1. Wat is geluk eigenlijk?
“Ik zeg altijd: je goed voelen en goed functioneren. Dat verschilt heel erg per persoon, maar iedereen weet wel of die zich gelukkig voelt of niet. Daarom vragen we mensen altijd om hun geluksgevoel een cijfer te geven, en dat werkt heel goed. Dan merk je dat je veel dingen doet, omdat dat nu eenmaal zo is of moet. Denk aan simpele vrijetijdsactiviteiten, zoals boekenclubs, yogaklasjes, of het idee dat je “moet sporten”. Nee, je moet bewegen, dat is gezond. Sporten hoeft niet. Of: “Ik moet een sociaal leven hebben.” Ja, connectie is belangrijk, maar de een wil dagelijks één iemand spreken en de ander wil zes avonden per week de deur uit zijn.

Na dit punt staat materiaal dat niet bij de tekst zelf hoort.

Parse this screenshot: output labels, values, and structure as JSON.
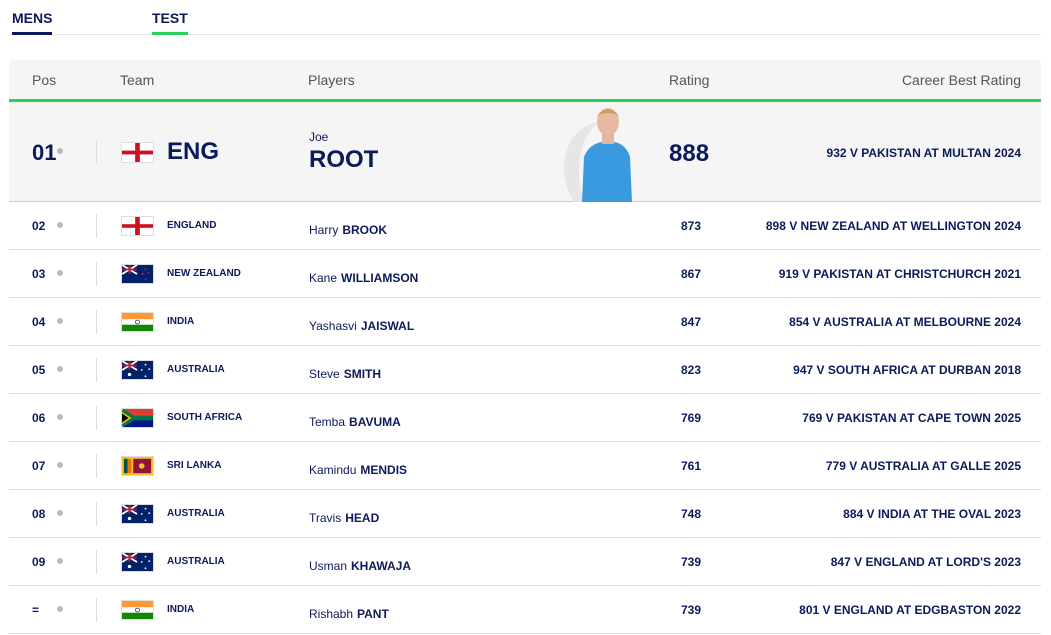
{
  "tabs": {
    "gender": "MENS",
    "format": "TEST"
  },
  "columns": {
    "pos": "Pos",
    "team": "Team",
    "players": "Players",
    "rating": "Rating",
    "best": "Career Best Rating"
  },
  "colors": {
    "accent": "#2bd05a",
    "navy": "#0b1a5a"
  },
  "leader": {
    "pos": "01",
    "team": "ENG",
    "flag": "england",
    "first": "Joe",
    "last": "ROOT",
    "rating": "888",
    "best": "932 V PAKISTAN AT MULTAN 2024"
  },
  "rows": [
    {
      "pos": "02",
      "team": "ENGLAND",
      "flag": "england",
      "first": "Harry",
      "last": "BROOK",
      "rating": "873",
      "best": "898 V NEW ZEALAND AT WELLINGTON 2024"
    },
    {
      "pos": "03",
      "team": "NEW ZEALAND",
      "flag": "new-zealand",
      "first": "Kane",
      "last": "WILLIAMSON",
      "rating": "867",
      "best": "919 V PAKISTAN AT CHRISTCHURCH 2021"
    },
    {
      "pos": "04",
      "team": "INDIA",
      "flag": "india",
      "first": "Yashasvi",
      "last": "JAISWAL",
      "rating": "847",
      "best": "854 V AUSTRALIA AT MELBOURNE 2024"
    },
    {
      "pos": "05",
      "team": "AUSTRALIA",
      "flag": "australia",
      "first": "Steve",
      "last": "SMITH",
      "rating": "823",
      "best": "947 V SOUTH AFRICA AT DURBAN 2018"
    },
    {
      "pos": "06",
      "team": "SOUTH AFRICA",
      "flag": "south-africa",
      "first": "Temba",
      "last": "BAVUMA",
      "rating": "769",
      "best": "769 V PAKISTAN AT CAPE TOWN 2025"
    },
    {
      "pos": "07",
      "team": "SRI LANKA",
      "flag": "sri-lanka",
      "first": "Kamindu",
      "last": "MENDIS",
      "rating": "761",
      "best": "779 V AUSTRALIA AT GALLE 2025"
    },
    {
      "pos": "08",
      "team": "AUSTRALIA",
      "flag": "australia",
      "first": "Travis",
      "last": "HEAD",
      "rating": "748",
      "best": "884 V INDIA AT THE OVAL 2023"
    },
    {
      "pos": "09",
      "team": "AUSTRALIA",
      "flag": "australia",
      "first": "Usman",
      "last": "KHAWAJA",
      "rating": "739",
      "best": "847 V ENGLAND AT LORD'S 2023"
    },
    {
      "pos": "=",
      "team": "INDIA",
      "flag": "india",
      "first": "Rishabh",
      "last": "PANT",
      "rating": "739",
      "best": "801 V ENGLAND AT EDGBASTON 2022"
    }
  ]
}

2. Wat moet je doen om gelukkig(er) te worden?
“Geluk is deels erfelijk: de een is makkelijker gelukkig dan de ander. Maar dat je pech hebt met je aanleg betekent niet dat je je gelukscijfer niet iets kunt opkrikken. Om gelukkig te zijn moet je voldoen aan grofweg drie basisbehoeften: connectie, vertrouwen en veiligheid. En het belangrijkste is je te realiseren dat iedereen verschillend is. Dus wat mij gelukkig maakt, maakt jou niet gelukkig, en andersom. Leer jezelf dus goed kennen en blijf dichtbij jezelf: je bent wie je bent en als je daar enorm tegenin gaat zwemmen, houd je het niet vol.”

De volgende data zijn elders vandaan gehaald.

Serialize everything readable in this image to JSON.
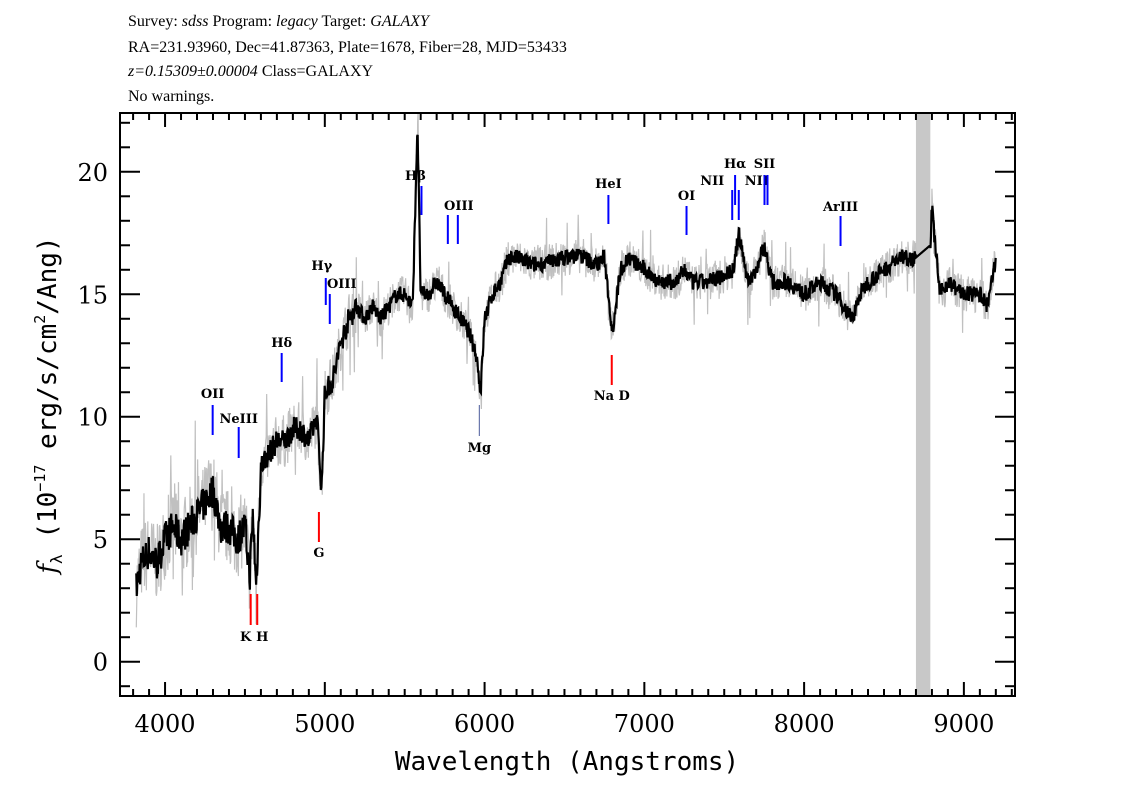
{
  "header": {
    "line1": {
      "survey_label": "Survey: ",
      "survey": "sdss",
      "program_label": " Program: ",
      "program": "legacy",
      "target_label": " Target: ",
      "target": "GALAXY"
    },
    "line2": "RA=231.93960, Dec=41.87363, Plate=1678, Fiber=28, MJD=53433",
    "line3": {
      "redshift": "z=0.15309±0.00004",
      "class": " Class=GALAXY"
    },
    "line4": "No warnings."
  },
  "chart_data": {
    "type": "line",
    "xlabel": "Wavelength (Angstroms)",
    "ylabel": "f_λ (10^-17 erg/s/cm^2/Ang)",
    "ylabel_parts": {
      "f": "f",
      "sub": "λ",
      "pre": " (10",
      "exp": "−17",
      "mid": " erg/s/cm",
      "exp2": "2",
      "post": "/Ang)"
    },
    "xlim": [
      3718,
      9320
    ],
    "ylim": [
      -1.4,
      22.4
    ],
    "xticks": [
      "4000",
      "5000",
      "6000",
      "7000",
      "8000",
      "9000"
    ],
    "yticks": [
      "0",
      "5",
      "10",
      "15",
      "20"
    ],
    "grid": false,
    "colors": {
      "spectrum": "#000000",
      "raw_flux": "#c0c0c0",
      "emission_marker": "#0000ff",
      "absorption_marker": "#ff0000",
      "masked_region": "#c8c8c8"
    },
    "masked_region": [
      8700,
      8790
    ],
    "spectrum": {
      "x": [
        3820,
        3850,
        3900,
        3950,
        4000,
        4050,
        4100,
        4150,
        4200,
        4250,
        4300,
        4350,
        4400,
        4450,
        4500,
        4530,
        4550,
        4570,
        4600,
        4650,
        4700,
        4750,
        4800,
        4850,
        4900,
        4950,
        4980,
        5000,
        5050,
        5100,
        5150,
        5200,
        5250,
        5300,
        5350,
        5400,
        5450,
        5500,
        5550,
        5580,
        5600,
        5650,
        5700,
        5750,
        5800,
        5850,
        5900,
        5950,
        5975,
        6000,
        6050,
        6100,
        6150,
        6200,
        6300,
        6400,
        6500,
        6600,
        6700,
        6750,
        6800,
        6850,
        6900,
        7000,
        7100,
        7200,
        7250,
        7300,
        7400,
        7500,
        7560,
        7590,
        7650,
        7700,
        7750,
        7800,
        7900,
        8000,
        8100,
        8200,
        8250,
        8300,
        8350,
        8400,
        8500,
        8600,
        8700,
        8790,
        8800,
        8850,
        8900,
        9000,
        9100,
        9150,
        9200
      ],
      "y": [
        3,
        4,
        4.5,
        4,
        5,
        5.5,
        5,
        5.5,
        6,
        6.5,
        7,
        5.5,
        5.5,
        5,
        5.5,
        3.5,
        6,
        3,
        8,
        8.5,
        9,
        9,
        9.5,
        9.5,
        9,
        10,
        7,
        11,
        11.5,
        13,
        14,
        14.5,
        14,
        14.5,
        14,
        14.5,
        15,
        15,
        14.5,
        22,
        15,
        15,
        15.5,
        15,
        14.5,
        14,
        13.5,
        12.5,
        11,
        14,
        15,
        15.5,
        16.5,
        16.5,
        16.2,
        16.3,
        16.5,
        16.6,
        16.2,
        16.5,
        13.5,
        16,
        16.5,
        16,
        15.5,
        15.5,
        16,
        15.5,
        15.5,
        15.8,
        16,
        17.5,
        15.5,
        16,
        17,
        15.5,
        15.5,
        15,
        15.5,
        15,
        14.5,
        14,
        15,
        15.5,
        16,
        16.5,
        16.5,
        17,
        18.5,
        15,
        15.5,
        15,
        15,
        14.5,
        16.5
      ]
    },
    "emission_lines": [
      {
        "label": "OII",
        "wavelength": 4298
      },
      {
        "label": "NeIII",
        "wavelength": 4461
      },
      {
        "label": "Hδ",
        "wavelength": 4730
      },
      {
        "label": "Hγ",
        "wavelength": 5006
      },
      {
        "label": "OIII",
        "wavelength": 5031
      },
      {
        "label": "Hβ",
        "wavelength": 5605
      },
      {
        "label": "OIII",
        "wavelength": 5770
      },
      {
        "label": "HeI",
        "wavelength": 6775
      },
      {
        "label": "OI",
        "wavelength": 7264
      },
      {
        "label": "NII",
        "wavelength": 7550
      },
      {
        "label": "Hα",
        "wavelength": 7568
      },
      {
        "label": "NII",
        "wavelength": 7591
      },
      {
        "label": "SII",
        "wavelength": 7752
      },
      {
        "label": "ArIII",
        "wavelength": 8228
      }
    ],
    "absorption_lines": [
      {
        "label": "K",
        "wavelength": 4536
      },
      {
        "label": "H",
        "wavelength": 4577
      },
      {
        "label": "G",
        "wavelength": 4963
      },
      {
        "label": "Mg",
        "wavelength": 5967
      },
      {
        "label": "Na D",
        "wavelength": 6796
      }
    ]
  }
}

“In de praktijk kun je een aantal dingen doen die gemiddeld gezien bijdragen aan je geluksgevoel. Bijvoorbeeld ‘count your blessings’: denk aan wat je wel hebt in plaats van wat je niet hebt. En werk aan optimisme: buig iets negatiefs om naar iets positiefs. Het verleden is gebeurd, en je kan uren stilstaan bij wat er is misgegaan, maar je kan ook denken: ‘Oké, dit is gebeurd, wat heb ik ervan geleerd?’ Vaak zit er een leermoment in. Of denk aan de toon in een e-mail, van: ‘O, dat zal nog ingewikkeld worden’ naar: ‘Goh, wat een interessante uitdaging.’ Hoewel optimisme voor de één een stuk makkelijker is dan voor de ander, kan je het dus wel oefenen. Maar onthoud: mentaal trainen is net zo zwaar als fysiek trainen. Dus het oefenen van geluk is net zo inspannend als bijvoorbeeld het trainen voor een marathon. Het kost tijd en aandacht.”

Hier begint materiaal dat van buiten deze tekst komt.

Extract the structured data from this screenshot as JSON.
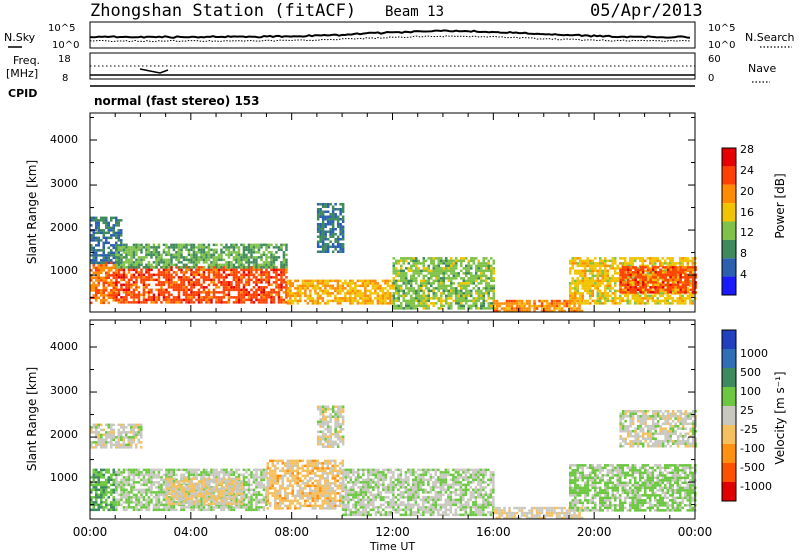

“Overigens hangt het geluksgevoel ook deels af van in hoeverre je past in de maatschappij. Sommige mensen sluiten heel goed aan bij het plaatje: als je alle boxjes aantikt die men van je verwacht, dan voel je je goed. Maar als je daar niet aan voldoet, dan voel je je niet zo goed. Ik denk dat we het moeten omkeren en bij de wellbeing van mensen moeten beginnen. En dus geen boxjes aantikken. Dan wordt iedereen denk ik een stuk gelukkiger.”
3. Maar we moeten in deze maatschappij toch aan allerlei eisen voldoen?
“Ja, en dat moeten we veranderen, maar dat is niet eenvoudig. Het begint al bij ons schoolsysteem, waarbij we allemaal door dezelfde hoepels moeten springen, zeker tot je zestiende. Scholen, en onze economie, zijn nu vooral gericht op prestatie, in plaats van op wellbeing. Maar wellbeing is een enorme katalysator: als jij je goed voelt, krijg je duizend keer meer voor elkaar dan als je je niet voelt. Ja, je moet naar school. Ja, je moet kunnen rekenen en schrijven. En natuurlijk is het goed als je iets van de geschiedenis weet, maar moet je echt alles weten van de Romeinen om te functioneren in onze maatschappij? Als kinderen al op de basisschool leren dat iedereen verschillend is, dat ze mogen zijn wie ze zijn en doen wat ze willen, ontstaan er heel andere dynamieken als ze ouder zijn.” (bron: Vrije Universiteit Amsterdam)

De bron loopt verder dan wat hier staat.